I wanted to bust through the door and collapse into a laughing fit, but as I watched your reflection in the mirror, I saw the seriousness etched across your face. My feet remained glued outside your door. I don’t know how much time passed as I secretly watched you revise and edit your motion in a desperate attempt to craft the perfect dance.
Finally I just turned around and went home. Later that night you called me and asked why I never came over. I pretended that I had fallen asleep. You never questioned my lame excuse, but you never asked to hear my speech either.
Refolding your jersey, I continued filling the null room with meaningless conversation. “Well, anyway, I was gonna bring your khaki pants too because that’s what you always wear with your jersey, but, uh, they were dirty. And so then I remembered you always thought you looked good in those old Levi’s and I packed those for you instead.”
Your smile remained expressionless, a forced fixture in your slumbering state. The collection of clothes lay misconstrued on a neighboring table. “Benjamin, please say something.” The sanitized air burned my throat as I choked on my plea. “Please, talk.”
Floor tiles: five, six, seven, eight, nine. I counted them as I walked toward you. Every nerve in my fingertips was on end as I positioned myself beside you. With my trembling hands I gently grasped your hand. Its usual warmth was absent.
I knew later your mom would say you looked peaceful. I agreed when she did; not because it was true, but because it is what she needed to hear. But I knew your body was anything but at peace. Who was this man lying before me? The color and welcoming demeanor drained out of your skin. Your face swollen from the embalming process. Your cheekbones placed in an unnatural, tense position.
I was ready for you to jump up and yell “I got you.” I wanted to hear you laugh hysterically at your cruel, cruel joke. I needed to hear you tell me that you were okay, that none of this was my fault. But there was no laughter, no joke, no movement. Your face remained frozen in position; the secrets of your actions locked inside you.
“Answer me. Talk to me.” I screamed it full force in a sudden violent rage. I began to beat your chest, partly because I was so angry, but mostly because I thought maybe I could restart your heart.
My fist grew with force each time I struck you. The tears I had been suppressing for hours finally escaped my body. Sobs were the only emotion I could muster as I continued pounding your stiff chest. I exhausted my lungs with each gasping cry as I collapsed across your chest and held you for the last time.
The door creaked open as the mortician re-entered the room. My five minutes were up. Quietly I finished laying out your jersey and Levi jeans. I un-packed those old Chucks you insisted on duct taping back together and sat them beside your lucky socks. Although their luck had run out sophomore year, you never played a game of football without them and it seemed incomplete to dress you in your jersey without your lucky socks.

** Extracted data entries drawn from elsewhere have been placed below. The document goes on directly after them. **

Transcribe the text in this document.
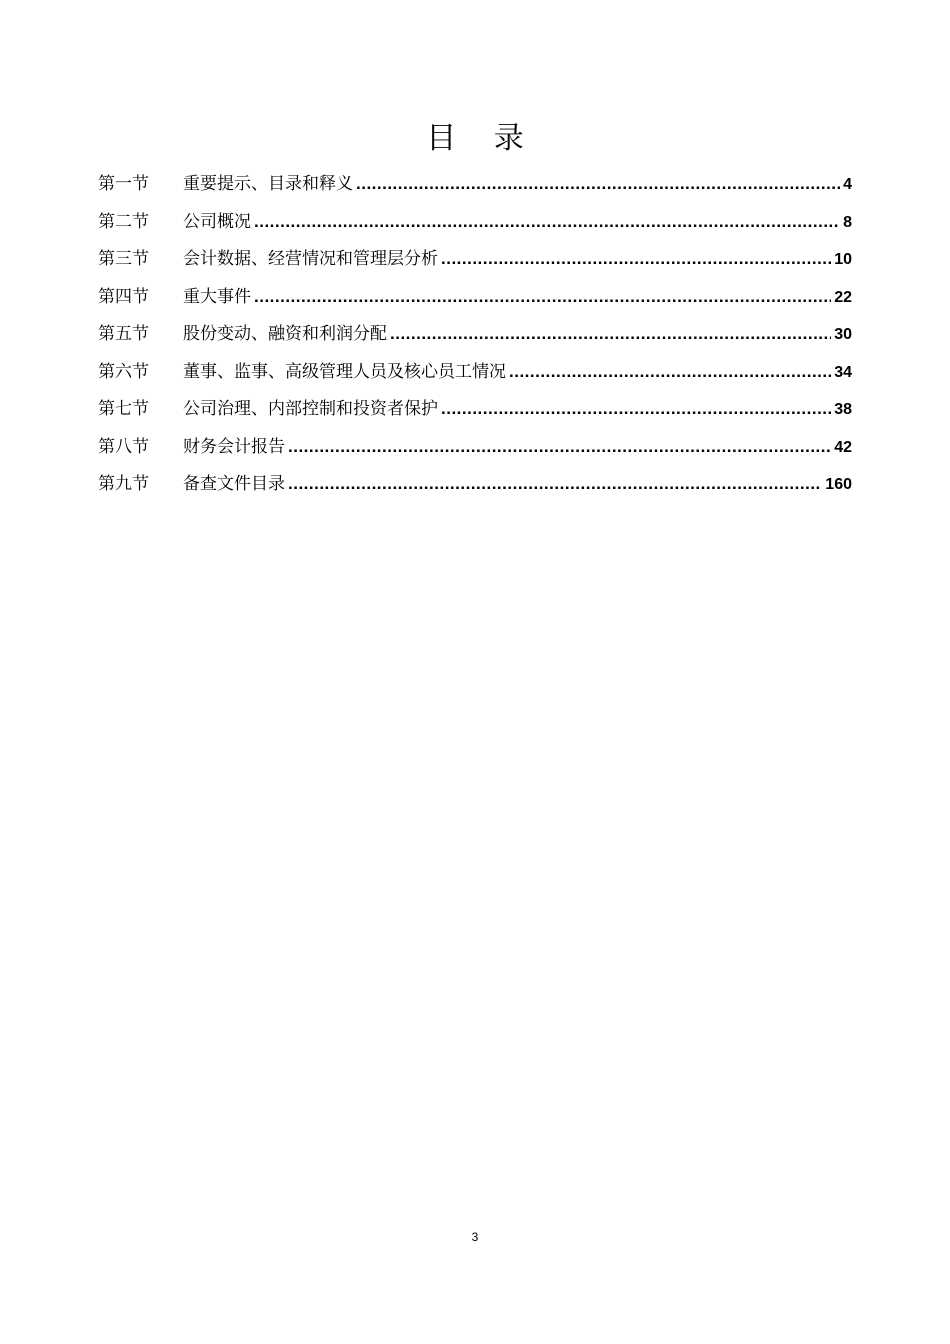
目 录
第一节	重要提示、目录和释义 .....	4
第二节	公司概况 .....	8
第三节	会计数据、经营情况和管理层分析 .....	10
第四节	重大事件 .....	22
第五节	股份变动、融资和利润分配 .....	30
第六节	董事、监事、高级管理人员及核心员工情况 .....	34
第七节	公司治理、内部控制和投资者保护 .....	38
第八节	财务会计报告 .....	42
第九节	备查文件目录 .....	160
3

The man waited patiently as I stopped to absorb our last few minutes together. I ran my fingers through your hair. It was the only part of your body that looked and felt the same: soft, uncombed and in its natural disarray.

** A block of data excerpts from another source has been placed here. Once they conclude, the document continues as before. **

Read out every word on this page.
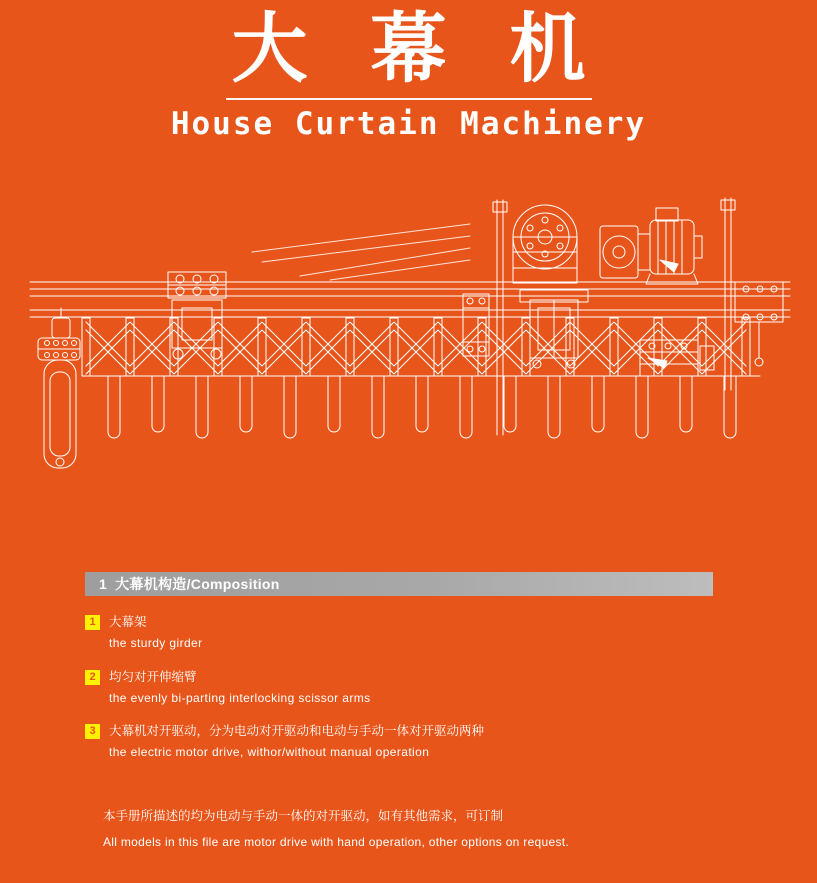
大 幕 机
House Curtain Machinery
1 大幕机构造/Composition
1	大幕架
the sturdy girder
2	均匀对开伸缩臂
the evenly bi-parting interlocking scissor arms
3	大幕机对开驱动，分为电动对开驱动和电动与手动一体对开驱动两种
the electric motor drive, withor/without manual operation
本手册所描述的均为电动与手动一体的对开驱动，如有其他需求，可订制
All models in this file are motor drive with hand operation, other options on request.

The man gently placed a hand on my shoulder, jolting me out of my foggy daze. I covered my tearstained eyes again with my shades as the man escorted me out of the facility.
This is the not the you who I wanted to remember but the visit etched itself over all our other memories. I forgot what your voice sounded like; what your smile looked like; what it felt like to be held in your arms. But I remember the way your lifeless fingers refused to grasp my trembling hand.